When Genes "Breed" In The Lab, A Suprising Number Of Their Offspring Are Supergenes

Reports and Proceedings

New Scientist

SEX at a molecular level is spawning an elite class of proteins. Maxygen, a company in Santa Clara, California, has used a DNA shuffling technique to create interferons that are dramatically more effective against viruses than any produced naturally by the immune system. It has also made ultra-efficient versions of an industrial enzyme.

When organisms reproduce sexually, the offspring end up with a mix-and-match set of genes inherited from both parents. Maxygen's technique is similar, except the parents are a series of related genes. These are cut into pieces, shuffled together and then assembled to form a new genetic generation. Some of these daughter genes can manufacture proteins that are much better at certain tasks than nature's originals. The best ones can be screened out and shuffled to produce whole lineages of superior descendants, in a process mimicking evolution by natural selection.

Maxygen's technique was described earlier this year in Nature (vol 391, p 288). Now its potential is beginning to be realised. The parent genes are first broken into fragments by shattering their DNA with ultrasound, or cutting them up with an enzyme called DNAse. They are reassembled into daughter genes, comprising fragments from several parents, using a variant of the DNA-building polymerase chain reaction. Short template or "primer" sequences ensure that the fragments are stitched together in the correct order to produce a functioning gene. The daughter genes can then be inserted into bacteria or fungi, where they begin making protein.

To make superior versions of an industrial enzyme, the identity of which is still secret, Maxygen's scientists isolated genes from 26 microorganisms which each make their own versions of the enzyme. Using its system of DNA shuffling, Maxygen made 600 new daughter genes, 77 of which produced superior enzymes. Screening showed up variants which functioned better than natural enzymes at high, low or intermediate pH. Others were more resistant to solvents or heat. "They're all highly significant commercially," says Pim Stemmer, Maxygen's vice-president of research.

Maxygen has also shuffled genes that make the 20 known human interferons. This time they made 2000 daughter genes-and once again, the results were spectacular.
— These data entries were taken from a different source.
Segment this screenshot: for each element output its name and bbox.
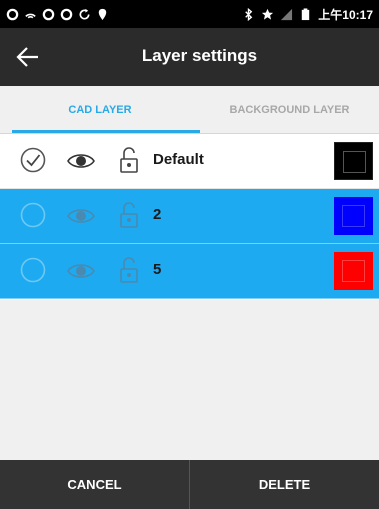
tab-background-layer[interactable]: BACKGROUND LAYER: [200, 86, 379, 134]
unlock-icon[interactable]: [118, 201, 140, 229]
status-time: 上午10:17: [318, 7, 373, 22]
page-title: Layer settings: [141, 46, 258, 65]
notification-icon: [60, 8, 73, 20]
cancel-button[interactable]: CANCEL: [0, 460, 189, 509]
signal-icon: [281, 8, 293, 20]
status-right-icons: 上午10:17: [242, 6, 373, 23]
layer-row[interactable]: 5: [0, 244, 379, 299]
eye-icon[interactable]: [66, 205, 96, 227]
layer-color-inner: [342, 205, 365, 227]
sync-icon: [79, 8, 90, 20]
layer-name: 2: [153, 206, 162, 223]
unchecked-circle-icon[interactable]: [20, 257, 46, 283]
bluetooth-icon: [245, 7, 253, 21]
tab-cad-layer[interactable]: CAD LAYER: [0, 86, 200, 134]
notification-icon: [6, 8, 19, 20]
layer-row[interactable]: Default: [0, 134, 379, 189]
status-bar: 上午10:17: [0, 0, 379, 28]
layer-tabs: CAD LAYER BACKGROUND LAYER: [0, 86, 379, 134]
notification-icon: [42, 8, 55, 20]
unlock-icon[interactable]: [118, 146, 140, 174]
layer-color-inner: [342, 260, 365, 282]
bottom-action-bar: CANCEL DELETE: [0, 460, 379, 509]
status-left-icons: [6, 8, 109, 21]
empty-list-area: [0, 300, 379, 460]
wifi-icon: [25, 13, 36, 18]
layer-list: Default 2 5: [0, 134, 379, 299]
location-icon: [98, 8, 107, 20]
layer-name: Default: [153, 151, 204, 168]
layer-color-inner: [343, 151, 366, 173]
checked-circle-icon[interactable]: [20, 147, 46, 173]
layer-color-swatch[interactable]: [334, 142, 373, 180]
layer-name: 5: [153, 261, 162, 278]
active-tab-indicator: [12, 130, 200, 133]
eye-icon[interactable]: [66, 260, 96, 282]
battery-icon: [302, 7, 310, 20]
layer-color-swatch[interactable]: [334, 197, 373, 235]
layer-row[interactable]: 2: [0, 189, 379, 244]
delete-button[interactable]: DELETE: [190, 460, 379, 509]
app-bar: Layer settings: [0, 28, 379, 86]
layer-color-swatch[interactable]: [334, 252, 373, 290]
unchecked-circle-icon[interactable]: [20, 202, 46, 228]
unlock-icon[interactable]: [118, 256, 140, 284]
eye-icon[interactable]: [66, 150, 96, 172]
star-icon: [262, 8, 274, 20]
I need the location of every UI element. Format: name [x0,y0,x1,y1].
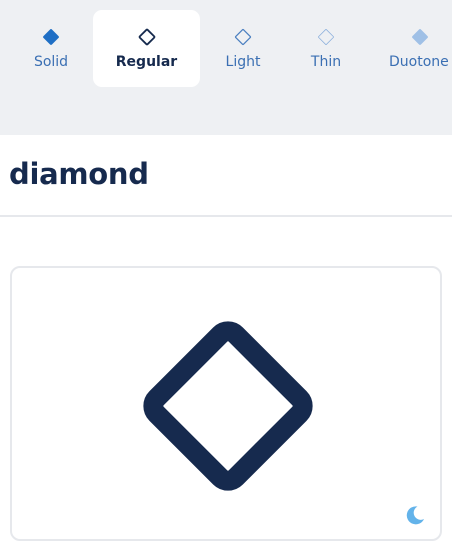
icon-preview-panel [10,266,442,541]
tab-duotone[interactable]: Duotone [388,10,452,87]
diamond-thin-icon [318,29,334,45]
divider [0,215,452,217]
tab-thin[interactable]: Thin [288,10,364,87]
diamond-light-icon [234,28,252,46]
diamond-solid-icon [43,29,59,45]
tab-duotone-label: Duotone [389,54,449,70]
tab-regular[interactable]: Regular [93,10,200,87]
diamond-regular-icon [138,28,155,46]
tab-regular-label: Regular [115,54,178,70]
style-tab-bar: Solid Regular Light Thin Duotone [0,0,452,135]
tab-light[interactable]: Light [205,10,281,87]
tab-light-label: Light [225,54,261,70]
tab-thin-label: Thin [310,54,342,70]
moon-icon[interactable] [404,504,426,526]
tab-solid[interactable]: Solid [14,10,88,87]
diamond-regular-icon [143,321,313,491]
tab-solid-label: Solid [33,54,69,70]
diamond-duotone-icon [412,29,428,45]
icon-name-title: diamond [9,157,149,191]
The best interferon produced by the genes was 285 000 times as potent as interferon alpha-2b, which is marketed as a drug, as measured by its ability to protect cultured cells against a mouse virus. It could prove a major moneyspinner for Maxygen. Sales of interferon alpha-2b, which is used to treat viral diseases and cancer, pull in $600 million each year for Schering-Plough of Berlin.

At present the most popular method of coaxing genes into making new versions of proteins is random mutagenesis, in which ultraviolet light or a DNA-disrupting chemical makes genes mutate. But most of these mutations are damaging, with typically only 1 per cent yielding genes that make improved proteins. By comparison, 13 per cent of the enzymes Maxygen produced through DNA shuffling were superior. "DNA shuffling is a very powerful technology," says Andy Ellington of the University of Texas at Austin, who is currently comparing the technique with random mutagenesis.

It is not even necessary to know the identity of all the genes which might profitably be "mated" with one another, says Stemmer. Fragments of DNA from a known gene can be used to trawl genomes of other species for related genes.